Still, that figure is dwarfed by print advertising among the top 100 B2B advertisers, with nearly four times the spending of online in 2005. Nonetheless, eMarketer says the Direct Marketing Association is predicting that 2008 is the year when online marketing efforts will become the dominant medium for B2B advertising …although it’s a bit hard to see how we get there from here quite that soon.
According to my quick math, that boils down to an increase $480 million. While it’s a hefty increase, especially over the course of just twelve months, it should happen even if just a few things develop quickly.
As a reader of the blog, I hope that encourages you to ask the simple question… Why? While I don’t have a crystal ball to show me the way, here are my thoughts on how it can take place…
Masterminds on the Move
2006 was a year of preparation where big names in the search industry moved on to bigger and better things — and sometimes, behind what were once enemy lines.
In February, Udi Manber left Amazon for Google. In April, Steve Berkowitz left Ask for MSN. Finally, in July a number of managers left Microsoft to dedicate themselves to Google. While these names may seem unfamiliar to some — just realize that these people were primarily responsible for ground breaking items in the industry:
- Manber created the Introduction to Algorithms back in 1989 and later became the CEO of Amazon and A9. Today, he’s a VP of Engineering at Google.
- Berkowitz is the former CEO of Ask.com and former President & COO of IDG Books. His work is responsible for Ask.com’s acquisition of Teoma, the success of IAC Search & Media and the organizing of the management team that turned Ask.com around into the second-largest pure search site on the Internet.
- The managers that left Microsoft (Martin Taylor & Vic Gundotra) followed in Kai-Fu Lee’s footsteps. While their contributions were large when with Microsoft — Google is more than committed to both of these men. Google reportedly offered Gundotra a year’s grace period to take his post at Google… Enough time for him to complete the non competition obligation of his MS contract.
These moves were made for a reason, and now Google is ready to burst. Mix in the purchase of YouTube for $1.65 billion — and I think we’re on the cusp of something huge here. I can’t help but think that these and other folks are sitting in their Google cubes ready to unleash a massive push towards video search and related advertising.
Is it enough to generate the $480 million dollar difference in B2B spending? My gut tells me that it can’t happen, because the general public will need time to adapt to video — so I’m going to trust it in this instance and say no, it can’t generate that much this quickly. It is however, one major piece to the puzzle.

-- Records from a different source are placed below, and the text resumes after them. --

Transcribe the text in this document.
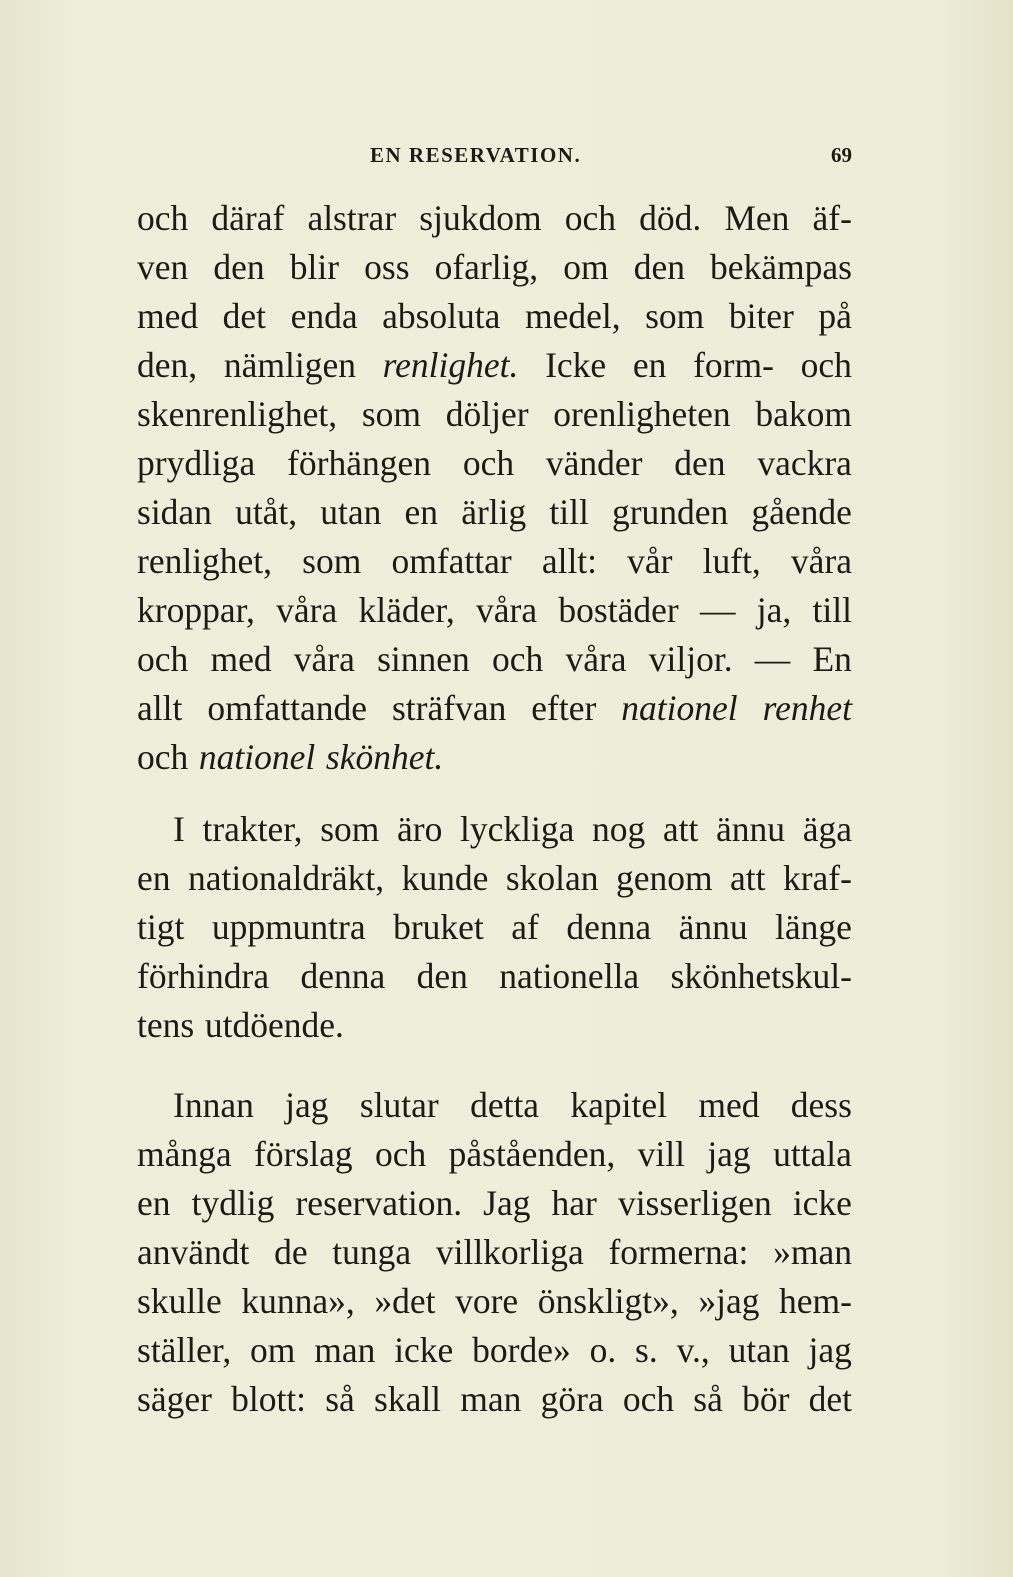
EN RESERVATION.	69
och däraf alstrar sjukdom och död. Men äf-
ven den blir oss ofarlig, om den bekämpas
med det enda absoluta medel, som biter på
den, nämligen renlighet. Icke en form- och
skenrenlighet, som döljer orenligheten bakom
prydliga förhängen och vänder den vackra
sidan utåt, utan en ärlig till grunden gående
renlighet, som omfattar allt: vår luft, våra
kroppar, våra kläder, våra bostäder — ja, till
och med våra sinnen och våra viljor. — En
allt omfattande sträfvan efter nationel renhet
och nationel skönhet.
I trakter, som äro lyckliga nog att ännu äga
en nationaldräkt, kunde skolan genom att kraf-
tigt uppmuntra bruket af denna ännu länge
förhindra denna den nationella skönhetskul-
tens utdöende.
Innan jag slutar detta kapitel med dess
många förslag och påståenden, vill jag uttala
en tydlig reservation. Jag har visserligen icke
användt de tunga villkorliga formerna: »man
skulle kunna», »det vore önskligt», »jag hem-
ställer, om man icke borde» o. s. v., utan jag
säger blott: så skall man göra och så bör det
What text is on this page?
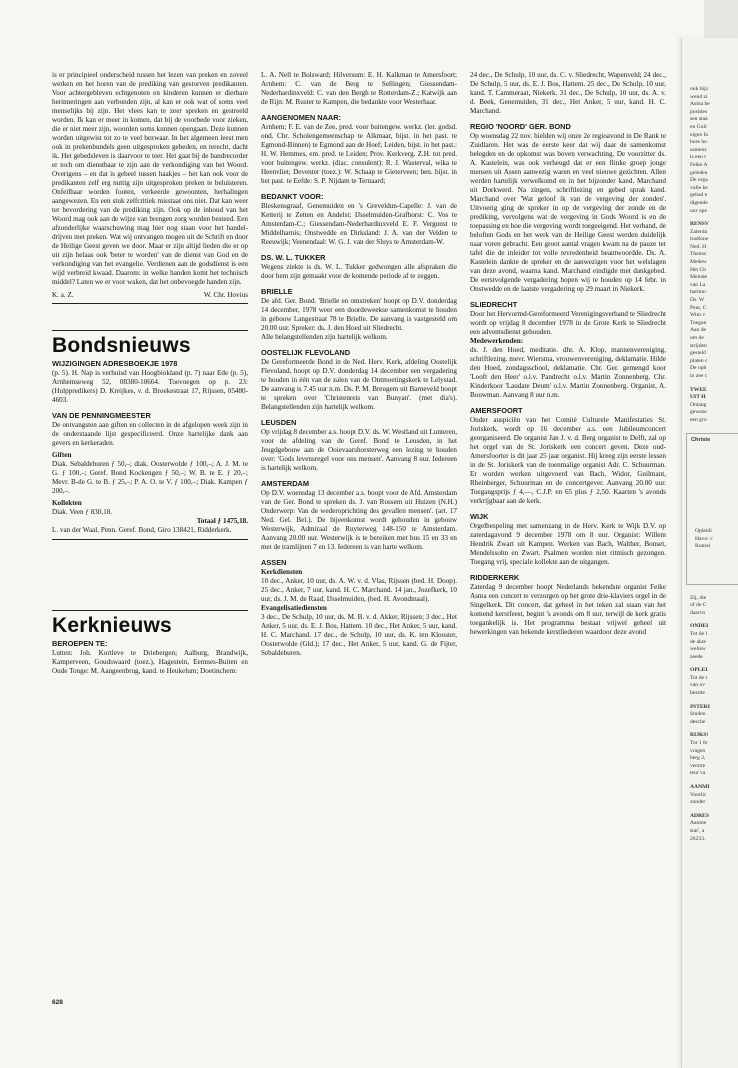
is er principieel onderscheid tussen het lezen van preken en zoveel werken en het horen van de prediking van gestorven predikanten. Voor achtergebleven echtgenoten en kinderen kunnen er dierbare herinneringen aan verbonden zijn, al kan er ook wat of soms veel menselijks bij zijn. Het vlees kan te zeer spreken en gestreeld worden. Ik kan er meer in komen, dat bij de voorbede voor zieken, die er niet meer zijn, woorden soms kunnen opengaan. Deze kunnen worden uitgewist tot zo te veel bezwaar. In het algemeen leest men ook in prekenbundels geen uitgesproken gebeden, en terecht, dacht ik. Het gebedsleven is daarvoor te teer. Het gaat bij de bandrecorder er toch om dienstbaar te zijn aan de verkondiging van het Woord. Overigens – en dat is gebeel tussen haakjes – het kan ook voor de predikanten zelf erg nuttig zijn uitgesproken preken te beluisteren. Onfeilbaar worden fouten, verkeerde gewoonten, herhalingen aangewezen. En een stuk zelfcritiek misstaat ons niet. Dat kan weer ter bevordering van de prediking zijn. Ook op de inhoud van het Woord mag ook aan de wijze van brengen zorg worden besteed. Een afzonderlijke waarschuwing mag hier nog staan voor het handel-drijven met preken. Wat wij ontvangen mogen uit de Schrift en door de Heilige Geest geven we door. Maar er zijn altijd lieden die er op uit zijn helaas ook 'beter te worden' van de dienst van God en de verkondiging van het evangelie. Verdienen aan de godsdienst is een wijd verbreid kwaad. Daarom: in welke handen komt het technisch middel? Laten we er voor waken, dat het onbevoegde handen zijn.

K. a. Z.	W. Chr. Hovius
Bondsnieuws
WIJZIGINGEN ADRESBOEKJE 1978

(p. 5). H. Nap is verhuisd van Hoogbiokland (p. 7) naar Ede (p. 5), Arnhemseweg 52, 08380-10664. Toevoegen op p. 23: (Hulppredikers) D. Kreijkes, v. d. Broekestraat 17, Rijssen, 05480-4603.

VAN DE PENNINGMEESTER

De ontvangsten aan giften en collecten in de afgelopen week zijn in de onderstaande lijst gespecificeerd. Onze hartelijke dank aan gevers en kerkeraden.

Giften

Diak. Sebaldeburen ƒ 50,–; diak. Oosterwolde ƒ 100,–; A. J. M. te G. ƒ 100,–; Geref. Bond Kockengen ƒ 50,–; W. B. te E. ƒ 20,–; Mevr. B-de G. te B. ƒ 25,–; P. A. O. te V. ƒ 100,–; Diak. Kampen ƒ 200,–.

Kollekten

Diak. Veen ƒ 830,18.

Totaal ƒ 1475,18.

L. van der Waal, Penn. Geref. Bond, Giro 138421, Ridderkerk.

Kerknieuws
BEROEPEN TE:

Lutten: Joh. Kortleve te Driebergen; Aalburg, Brandwijk, Kamperveen, Goudswaard (toez.), Hagestein, Eemnes-Buiten en Oude Tonge: M. Aangeenbrug, kand. te Heukelum; Doetinchem:

L. A. Nell te Bolsward; Hilversum: E. H. Kalkman te Amersfoort; Arnhem: C. van de Berg te Sellingen; Giessendam-Nederhardinxveld: C. van den Bergh te Rotterdam-Z.; Katwijk aan de Rijn: M. Ruster te Kampen, die bedankte voor Westerhaar.

AANGENOMEN NAAR:

Arnhem; F. E. van de Zee, pred. voor buitengew. werkz. (ler. godsd. ond. Chr. Scholengemeenschap te Alkmaar, bijst. in het past. te Egmond-Binnen) te Egmond aan de Hoef; Leiden, bijst. in het past.: H. W. Hemmes, em. pred. te Leiden; Prov. Kerkverg. Z.H. tot pred. voor buitengew. werkz. (diac. consulent): R. J. Wasterval, wika te Heenvliet; Deventer (toez.): W. Schaap te Gieterveen; ben. bijst. in het past. te Eefde: S. P. Nijdam te Ternaard;

BEDANKT VOOR:

Bleskensgraaf, Genemuiden en 's Greveldun-Capelle: J. van de Ketterij te Zetten en Andelst; IJsselmuiden-Grafhorst: C. Vos te Amsterdam-C.; Giessendam-Nederhardinxveld E. F. Vergunst te Middelharnis; Onstwedde en Dirksland: J. A. van der Velden te Reeuwijk; Veenendaal: W. G. J. van der Sluys te Amsterdam-W.

DS. W. L. TUKKER

Wegens ziekte is ds. W. L. Tukker gedwongen alle afspraken die door hem zijn gemaakt voor de komende periode af te zeggen.

BRIELLE

De afd. Ger. Bond. 'Brielle en omstreken' hoopt op D.V. donderdag 14 december, 1978 weer een doordeweekse samenkomst te houden in gebouw Langestraat 78 te Brielle. De aanvang is vastgesteld om 20.00 uur. Spreker: ds. J. den Hoed uit Sliedrecht.

Alle belangstellenden zijn hartelijk welkom.

OOSTELIJK FLEVOLAND

De Gereformeerde Bond in de Ned. Herv. Kerk, afdeling Oostelijk Flevoland, hoopt op D.V. donderdag 14 december een vergadering te houden in één van de zalen van de Ontmoetingskerk te Lelystad. De aanvang is 7.45 uur n.m. Ds. P. M. Breugem uit Barneveld hoopt te spreken over 'Christenreis van Bunyan'. (met dia's). Belangstellenden zijn hartelijk welkom.

LEUSDEN

Op vrijdag 8 december a.s. hoopt D.V. ds. W. Westland uit Lunteren, voor de afdeling van de Geref. Bond te Leusden, in het Jeugdgebouw aan de Ooievaarshorsterweg een lezing te houden over: 'Gods levensregel voor ons mensen'. Aanvang 8 uur. Iedereen is hartelijk welkom.

AMSTERDAM

Op D.V. woensdag 13 december a.s. hoopt voor de Afd. Amsterdam van de Ger. Bond te spreken ds. J. van Rossem uit Huizen (N.H.) Onderwerp: Van de wederoprichting des gevallen mensen'. (art. 17 Ned. Gel. Bel.). De bijeenkomst wordt gehouden in gebouw Westerwijk, Admiraal de Ruyterweg 148-150 te Amsterdam. Aanvang 20.00 uur. Westerwijk is te bereiken met bus 15 en 33 en met de tramlijnen 7 en 13. Iedereen is van harte welkom.

ASSEN
Kerkdiensten

10 dec., Anker, 10 uur, ds. A. W. v. d. Vlas, Rijssen (bed. H. Doop). 25 dec., Anker, 7 uur, kand. H. C. Marchand. 14 jan., Jozefkerk, 10 uur, ds. J. M. de Raad, IJsselmuiden, (bed. H. Avondmaal).

Evangelisatiediensten

3 dec., De Schulp, 10 uur, ds. M. B. v. d. Akker, Rijssen; 3 dec., Het Anker, 5 uur, ds. E. J. Bos, Hattem. 10 dec., Het Anker, 5 uur, kand. H. C. Marchand. 17 dec., de Schulp, 10 uur, ds. K. ten Klooster, Oosterwolde (Gld.); 17 dec., Het Anker, 5 uur, kand. G. de Fijter, Sebaldeburen.

24 dec., De Schulp, 10 uur, ds. C. v. Sliedrecht, Wapenveld; 24 dec., De Schulp, 5 uur, ds. E. J. Bos, Hattem. 25 dec., De Schulp, 10 uur, kand. T. Cammeraat, Niekerk. 31 dec., De Schulp, 10 uur, ds. A. v. d. Beek, Genemuiden, 31 dec., Het Anker, 5 uur, kand. H. C. Marchand.

REGIO 'NOORD' GER. BOND

Op woensdag 22 nov. hielden wij onze 2e regioavond in De Rank te Zuidlaren. Het was de eerste keer dat wij daar de samenkomst belegden en de opkomst was boven verwachting. De voorzitter ds. A. Kastelein, was ook verheugd dat er een flinke groep jonge mensen uit Assen aanwezig waren en veel nieuwe gezichten. Allen werden hartelijk verwelkomd en in het bijzonder kand. Marchand uit Dorkwerd. Na zingen, schriftlezing en gebed sprak kand. Marchand over 'Wat geloof ik van de vergeving der zonden'. Uitvoerig ging de spreker in op de vergeving der zonde en de prediking, vervolgens wat de vergeving in Gods Woord is en de toepassing en hoe die vergeving wordt toegeeigend. Het verband, de beloften Gods en het werk van de Heilige Geest werden duidelijk naar voren gebracht. Een groot aantal vragen kwam na de pauze ter tafel die de inleider tot volle tevredenheid beantwoordde. Ds. A. Kastelein dankte de spreker en de aanwezigen voor het welslagen van deze avond, waarna kand. Marchand eindigde met dankgebed. De eerstvolgende vergadering hopen wij te houden op 14 febr. in Onstwedde en de laatste vergadering op 29 maart in Niekerk.

SLIEDRECHT

Door het Hervormd-Gereformeerd Verenigingsverband te Sliedrecht wordt op vrijdag 8 december 1978 in de Grote Kerk te Sliedrecht een adventsdienst gehouden.

Medewerkenden:

ds. J. den Hoed, meditatie. dhr. A. Klop, mannenvereniging, schriftlezing. mevr. Wiersma, vrouwenvereniging, deklamatie. Hilde den Hoed, zondagsschool, deklamatie. Chr. Ger. gemengd koor 'Looft den Heer' o.l.v. Pandrecht o.l.v. Martin Zonnenberg. Chr. Kinderkoor 'Laudate Deum' o.l.v. Martin Zonnenberg. Organist, A. Bouwman. Aanvang 8 uur n.m.

AMERSFOORT

Onder auspiciën van het Comité Culturele Manifestaties St. Joriskerk, wordt op 16 december a.s. een Jubileumconcert georganiseerd. De organist Jan J. v. d. Berg organist te Delft, zal op het orgel van de St. Joriskerk een concert geven. Deze oud-Amersfoorter is dit jaar 25 jaar organist. Hij kreeg zijn eerste lessen in de St. Joriskerk van de toenmalige organist Adr. C. Schuurman. Er worden werken uitgevoerd van Bach, Widor, Guilmant, Rheinberger, Schuurman en de concertgever. Aanvang 20.00 uur. Toegangsprijs ƒ 4,—, C.J.P. en 65 plus ƒ 2,50. Kaarten 's avonds verkrijgbaar aan de kerk.

WIJK

Orgelbespeling met samenzang in de Herv. Kerk te Wijk D.V. op zaterdagavond 9 december 1978 om 8 uur. Organist: Willem Hendrik Zwart uit Kampen. Werken van Bach, Walther, Bonset, Mendelssohn en Zwart. Psalmen worden niet ritmisch gezongen. Toegang vrij, speciale kollekte aan de uitgangen.

RIDDERKERK

Zaterdag 9 december hoopt Nederlands bekendste organist Feike Asma een concert te verzorgen op het grote drie-klaviers orgel in de Singelkerk. Dit concert, dat geheel in het teken zal staan van het komend kerstfeest, begint 's avonds om 8 uur, terwijl de kerk gratis toegankelijk is. Het programma bestaat vrijwel geheel uit bewerkingen van bekende kerstliederen waardoor deze avond

628
ook bijz
wend zi
Asma be
posities
sen staa
en Guil
eigen fa
hore ho
samenz
is een t
Feike A
geleden
De orga
volle ke
gehad e
digende
uur ope
RENSV
Zaterda
tradione
Ned. H
Thema:
Medew
Het Ch
Meinde
van La
bariton
Ds. W
Peut, C
Wim v
Toegan
Aan de
om de
strijden
gesteld
platen c
De oph
in zee c
TWEE
UIT H
Onlang
geweze
een gro
Christe
Opleidi
Havo- c
Ronssi
Zij, die
of de C
daarvo
ONDEI
Tot de l
de akte
welisw
zeede
OPLEI
Tot de t
van ov
bezitte
INTERI
Studen
desche
RIJKS!
Tot 1 fe
vragen
berg 2,
verstre
teur va
AANMI
Voorlic
zonder
ADRES
Aanme
star', a
26233.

Media Buyers Will Be Forced to Be More Involved
2006 was a year that forced media buyers to pay more attention to what was taking place when money was spent online. This past summer’s legal settlements on click fraud reminded us that despite their best efforts — this industry continues to have a dark side. Sadly, as the industry grows — so too does the efforts of those wishing to take advantage of the system.
Therefore, savvy media buyers will become more proactive with managing their online spending in ’07. With their best interests in mind, these buyers will heavily invest in statistical and analytical applications to maintain their sanity — and their jobs. In the case where there are firms involved (for management of PPC, SEM, link building, etc.) this will also result in higher fees for services, thus creating more opportunity for increased B2B spending in the service sector.
Again though this leads me to ask if this is enough to equate to a $480 million increase in spending. And again still, I would have to say no — not on its own — but it will of course be a factor.
Increased Opportunities Have Emerged
Finally, I see the number of new advertising channels helping to firm up an area for growth here in the B2B sector. We’ve seen major networks develop for contextual advertising like ReviewMe, PayPerPost, and soon — SponsoredReviews. In addition to these, a new form of online marketing has emerged: Social Marketing.
Social Marketing has already led to SMO, or “social marketing optimization”. Of course, if there’s optimizers offering the service — there are businesses committing the dollars to the purchase. While the true value of social marketing can be debated, the emergence of advertising opportunities in SM cannot be.
To reiterate — I do not think that any one of these areas will generate the full increase in B2B spending that the reports had discussed. When combined together though, especially with any number of unforeseen developments in the industry — the possibilities do become very real.
Will it happen? While a bit clichéd, I’d have to say that only time will tell. I for one though, would not be surprised at all if it does.